What if my language is not my own? Perhaps my words are her words. Is my only purpose to be her record keeper, her portrait painter, her holy scribe. As she walks uptown and I down, her gravitational pull is intense and horrible and like an unborn baby I don’t know where she ends and I begin.

All along she has insisted, in her soft and convincing way, I am nothing but the story of her, a part of her, breaking off of her but orbiting her always.

She was born there and years went by and they were full of snow and sadness but also a lightness in the sky beyond the clouds that made her loosen her grip on the wooden benches she sat on to pray or bent over as the strap came down upon her thighs when she was punished. She loosened her grip all the way until she had completely let go and found herself here. And found her body splitting four times so that she could be in five places at once. So she could be all the senses and experience everything but maybe nothingness on certain days, too. I am the sense of hearing. And, sixth sense, but not the one you think. I am the sense of pen on paper, of memory drying in ink.
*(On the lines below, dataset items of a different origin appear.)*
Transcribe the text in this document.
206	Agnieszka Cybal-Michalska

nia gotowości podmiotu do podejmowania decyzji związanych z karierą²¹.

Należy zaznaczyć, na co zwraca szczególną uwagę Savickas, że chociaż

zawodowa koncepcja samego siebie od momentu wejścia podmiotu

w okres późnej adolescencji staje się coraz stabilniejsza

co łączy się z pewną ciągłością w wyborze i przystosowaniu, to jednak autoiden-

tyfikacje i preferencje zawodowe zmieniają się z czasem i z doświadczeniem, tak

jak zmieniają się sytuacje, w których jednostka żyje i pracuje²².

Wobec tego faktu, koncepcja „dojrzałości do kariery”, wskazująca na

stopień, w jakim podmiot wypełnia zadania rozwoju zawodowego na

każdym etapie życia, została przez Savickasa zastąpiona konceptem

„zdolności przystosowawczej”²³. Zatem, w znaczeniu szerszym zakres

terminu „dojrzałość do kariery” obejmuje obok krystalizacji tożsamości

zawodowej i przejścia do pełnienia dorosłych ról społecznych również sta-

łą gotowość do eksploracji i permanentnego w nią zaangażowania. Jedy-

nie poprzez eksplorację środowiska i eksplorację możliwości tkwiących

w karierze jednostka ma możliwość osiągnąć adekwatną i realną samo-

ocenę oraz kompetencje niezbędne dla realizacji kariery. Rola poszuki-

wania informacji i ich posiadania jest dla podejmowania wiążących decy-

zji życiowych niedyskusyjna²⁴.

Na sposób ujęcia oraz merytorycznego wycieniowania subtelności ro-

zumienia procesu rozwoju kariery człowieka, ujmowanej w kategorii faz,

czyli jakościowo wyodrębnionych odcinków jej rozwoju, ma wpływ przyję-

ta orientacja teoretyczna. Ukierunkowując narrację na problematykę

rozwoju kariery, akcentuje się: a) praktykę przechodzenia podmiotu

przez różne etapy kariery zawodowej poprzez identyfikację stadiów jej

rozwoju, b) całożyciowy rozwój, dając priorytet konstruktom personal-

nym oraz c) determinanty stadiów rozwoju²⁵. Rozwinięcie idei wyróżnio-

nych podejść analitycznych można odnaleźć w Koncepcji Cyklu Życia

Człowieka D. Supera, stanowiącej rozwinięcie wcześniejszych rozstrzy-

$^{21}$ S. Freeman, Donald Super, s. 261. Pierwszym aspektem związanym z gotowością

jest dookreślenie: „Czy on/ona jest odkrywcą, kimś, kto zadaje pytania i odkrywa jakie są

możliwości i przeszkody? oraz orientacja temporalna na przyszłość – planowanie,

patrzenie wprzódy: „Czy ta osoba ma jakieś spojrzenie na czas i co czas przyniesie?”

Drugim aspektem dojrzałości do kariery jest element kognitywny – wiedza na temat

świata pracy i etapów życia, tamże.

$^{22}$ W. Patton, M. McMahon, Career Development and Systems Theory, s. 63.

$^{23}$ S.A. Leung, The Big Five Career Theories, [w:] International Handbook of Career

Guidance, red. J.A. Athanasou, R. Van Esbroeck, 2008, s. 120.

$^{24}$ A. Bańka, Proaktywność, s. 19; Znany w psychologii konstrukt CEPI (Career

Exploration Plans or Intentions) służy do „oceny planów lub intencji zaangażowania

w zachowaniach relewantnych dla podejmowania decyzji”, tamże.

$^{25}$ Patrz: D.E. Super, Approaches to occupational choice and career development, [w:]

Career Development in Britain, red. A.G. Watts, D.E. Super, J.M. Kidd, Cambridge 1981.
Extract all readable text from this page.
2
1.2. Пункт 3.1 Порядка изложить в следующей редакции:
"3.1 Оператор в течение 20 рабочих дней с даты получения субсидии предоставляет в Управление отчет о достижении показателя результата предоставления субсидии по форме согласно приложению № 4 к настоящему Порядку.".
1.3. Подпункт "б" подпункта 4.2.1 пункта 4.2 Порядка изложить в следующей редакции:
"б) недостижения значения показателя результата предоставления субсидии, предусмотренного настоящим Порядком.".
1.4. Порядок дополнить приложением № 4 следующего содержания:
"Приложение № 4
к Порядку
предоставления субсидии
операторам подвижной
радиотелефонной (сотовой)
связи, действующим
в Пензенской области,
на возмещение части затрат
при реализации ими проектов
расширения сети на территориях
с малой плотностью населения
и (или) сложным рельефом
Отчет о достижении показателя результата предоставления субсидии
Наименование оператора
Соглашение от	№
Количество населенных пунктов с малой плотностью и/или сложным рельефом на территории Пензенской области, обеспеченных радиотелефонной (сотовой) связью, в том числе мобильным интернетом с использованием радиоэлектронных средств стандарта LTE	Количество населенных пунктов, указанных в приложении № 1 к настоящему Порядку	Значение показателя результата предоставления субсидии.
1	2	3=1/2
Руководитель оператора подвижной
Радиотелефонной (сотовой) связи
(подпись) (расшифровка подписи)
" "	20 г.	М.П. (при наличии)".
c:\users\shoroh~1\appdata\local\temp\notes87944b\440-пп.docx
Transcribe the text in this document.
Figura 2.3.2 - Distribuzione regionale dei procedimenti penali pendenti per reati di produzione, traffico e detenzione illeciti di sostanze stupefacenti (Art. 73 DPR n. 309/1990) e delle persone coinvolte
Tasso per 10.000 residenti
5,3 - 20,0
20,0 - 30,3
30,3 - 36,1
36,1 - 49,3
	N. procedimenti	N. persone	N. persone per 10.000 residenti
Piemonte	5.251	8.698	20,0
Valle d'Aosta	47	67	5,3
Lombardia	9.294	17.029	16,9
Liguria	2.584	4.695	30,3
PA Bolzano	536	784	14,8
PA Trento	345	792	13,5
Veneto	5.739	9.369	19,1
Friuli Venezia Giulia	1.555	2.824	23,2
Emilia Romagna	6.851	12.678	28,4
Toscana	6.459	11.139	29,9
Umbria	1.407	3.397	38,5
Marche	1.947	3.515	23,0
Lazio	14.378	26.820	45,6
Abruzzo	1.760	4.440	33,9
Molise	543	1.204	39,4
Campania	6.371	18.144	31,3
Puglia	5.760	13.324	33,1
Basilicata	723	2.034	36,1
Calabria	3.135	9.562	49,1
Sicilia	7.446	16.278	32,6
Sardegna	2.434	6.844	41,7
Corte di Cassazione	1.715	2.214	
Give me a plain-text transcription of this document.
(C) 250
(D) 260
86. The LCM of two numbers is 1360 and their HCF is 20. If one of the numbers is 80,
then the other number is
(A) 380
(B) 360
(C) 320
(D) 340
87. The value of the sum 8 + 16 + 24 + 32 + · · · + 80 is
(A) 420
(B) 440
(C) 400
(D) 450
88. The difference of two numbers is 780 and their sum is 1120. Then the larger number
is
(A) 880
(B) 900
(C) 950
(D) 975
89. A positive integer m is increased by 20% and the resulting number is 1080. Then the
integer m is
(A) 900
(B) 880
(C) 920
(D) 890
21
I am the sense of weight lifting from you as you become legend because your story is told, is sung, is recorded and you are free of it now.

At home I call my mother to tell her I do want to write a book, to write about the mountains and the church and how cold and hungry she was but how it all made her blue eyes shine. But, she doesn’t seem to know what I mean at first. She wants to talk about herself, yes, of course she does. Yet other parts of herself, my siblings, have called before me today with even greater gifts and talents and she doesn’t need me now. She has moved past this idea already and left me with its husk, empty, dry and crumbling.

Here I am. And here is my mother’s attention running through my hand like something lighter than sand; like dust. And I am left with the clean air filling my lungs, air I worry might be Monika’s mountain air, but the lungs remain mine alone. I am small again and my mountains are made of glass and steel and reflection. I thought I was only the reflection of my mother but see now that an entire city was a reflection of me. I ran up and down those sidewalks then, the concrete solid underneath my feet and my hands reaching for the pen and my heart longing for the clean white page. I hang up the phone.

You should write a book she tells me another day, another year. But, that story, her story, has died and is in me no more. I am free of it now. In my hand is something new, a pen filled with my own blood and my own memories. I attack the page with a singular ferocity and my story is fiercely singular. Each stroke is a breath, clear and deep and almost too much and this story is the tiniest of seedlings coming up through a crack in the sidewalk with my own feet somehow still moving me forward.


Sarah Rachel Egelman is a professor and writer, among other things.